Proposed municipal services center for Town and County Fire and EMS services as well as Police and other department administrative offices on 101 Weaver Dairy Rd Ext.


From Staff Reports

The Chapel Hill Town Council will review the latest concept plan for a municipal services center and new police headquarters Wednesday and once again will be faced with competing interests to balance. Environmental concern and neighborhood protection will be weighed against the department’s critical need and additional room for town offices.

The new concept plan, the third attempt to find a location for the headquarters and the services center, is proposed for Weaver Dairy Road Extension and Martin Luther King Jr. Boulevard, the current site of Fire Station #4 and its burn building  ​In addition to the police station, the service center would include a fire station and a home for Orange County EMS as well as provide administrative offices for town departments like parks and recreation, technology services and the town ombudsman.

Town Hall has been overcrowded and squeezed for space for a number of years.  Meanwhile, the current police station is more than 40 years old, has become too small for a growing force and is in need of major repairs.

The PD sits on an old coal ash dump site from the 1960s that poses challenges to reconstruction. John Richardson, Chapel Hill’s planning manager for sustainability, said the town is working on a response to the coal ash issue, but local environmentalists say the town needs to do more.

Meanwhile, previous efforts to find a location for the department have included UNC land on Estes Drive and at University Place.  But both those sites fell through due to ownership or leasing issues. 

But the new proposed location has some challenges as well.

The location is 50 feet above the abutting Northwoods V neighborhood and the perennial stream that is the origin of Booker Creek.  A resource conservation district exists on the property as well. The N.C. Department of Transportation would have to approve additional driveways on MLK Jr. Blvd. because of their proximity to the Evolve apartment complex driveway.

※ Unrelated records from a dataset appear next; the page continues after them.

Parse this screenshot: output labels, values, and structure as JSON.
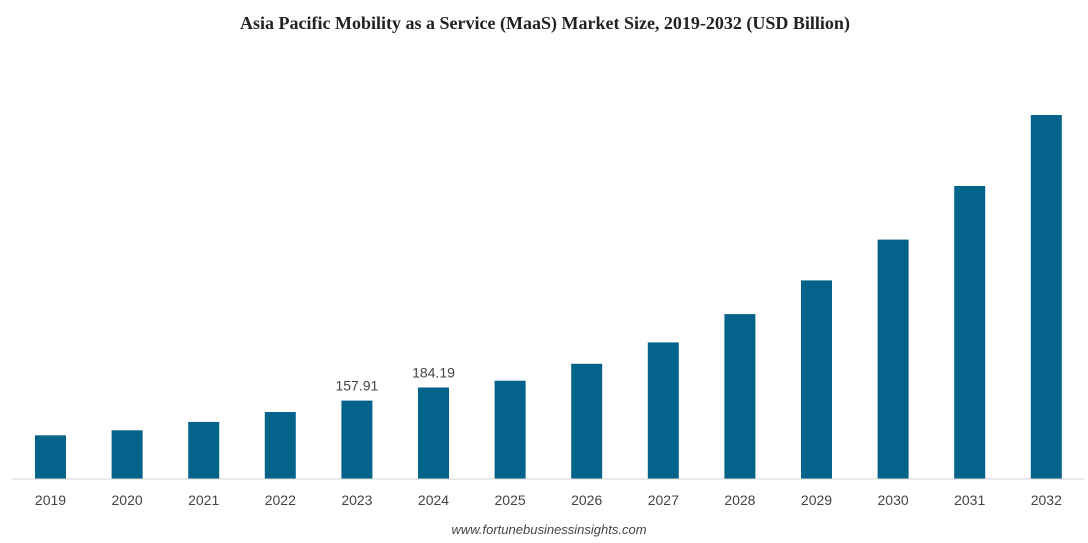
{
  "chart_data": {
    "type": "bar",
    "title": "Asia Pacific Mobility as a Service (MaaS) Market Size, 2019-2032 (USD Billion)",
    "xlabel": "",
    "ylabel": "",
    "categories": [
      "2019",
      "2020",
      "2021",
      "2022",
      "2023",
      "2024",
      "2025",
      "2026",
      "2027",
      "2028",
      "2029",
      "2030",
      "2031",
      "2032"
    ],
    "values": [
      88,
      98,
      115,
      135,
      157.91,
      184.19,
      198,
      232,
      275,
      332,
      400,
      482,
      590,
      733
    ],
    "data_labels": [
      {
        "category": "2023",
        "text": "157.91"
      },
      {
        "category": "2024",
        "text": "184.19"
      }
    ],
    "ylim": [
      0,
      733
    ],
    "grid": false,
    "bar_color": "#04638a"
  },
  "source": "www.fortunebusinessinsights.com"
}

In a virtual information meeting with the town earlier this fall, Adam Silverstein, who lives around 150 feet from the proposed site, expressed concerns about the center’s lighting, noise, steep slopes and increased traffic, issues that the town’s recent Comprehensive Plan warns could be problems.   

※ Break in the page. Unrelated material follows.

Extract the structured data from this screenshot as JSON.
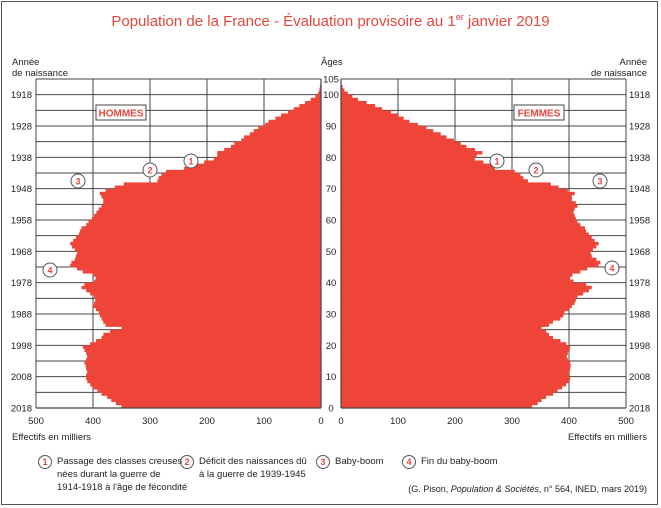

Another neighbor pointed out that Weaver Dairy Road Extension is a curving road with “lots of trees and leaves” and needed a 25-mile-per-hour speed limit to ensure the safety of pedestrians and cyclists. Joey Ware-Furlow, a Tremont Circle resident, commented that the topography of the site causes “sounds to be echoed and amplified.”  She added that her home physically shakes when nearby dumpsters are emptied. 

When the Community Design Commission reviewed the service center concept plan proposal during the meeting, the staff presentation addressed a number of those challenges, including the topography and the impact of a traffic impact analysis.

CDC member Ted Hoskins generally liked the concept plan, but objected to a public plaza hidden behind the building, a concern echoed by other commissioners. Commissioner Megan Patnaik, however, felt that pedestrian safety could be an issue because no sidewalk exists across Weaver Dairy Road.  She also asked about the topography and staff confirmed there is a 50-foot drop between the corner of Weaver Dairy Extension and MLK Jr Blvd. and the adjacent neighborhood, which would make it difficult to screen from noise and light. 

Commissioner John Weis finally noted that community members had “raised enough questions for us to be concerned.” 

After Wednesday’s council review, the town staff will work on reflecting the comments they heard and proceed toward filing a conditional use application.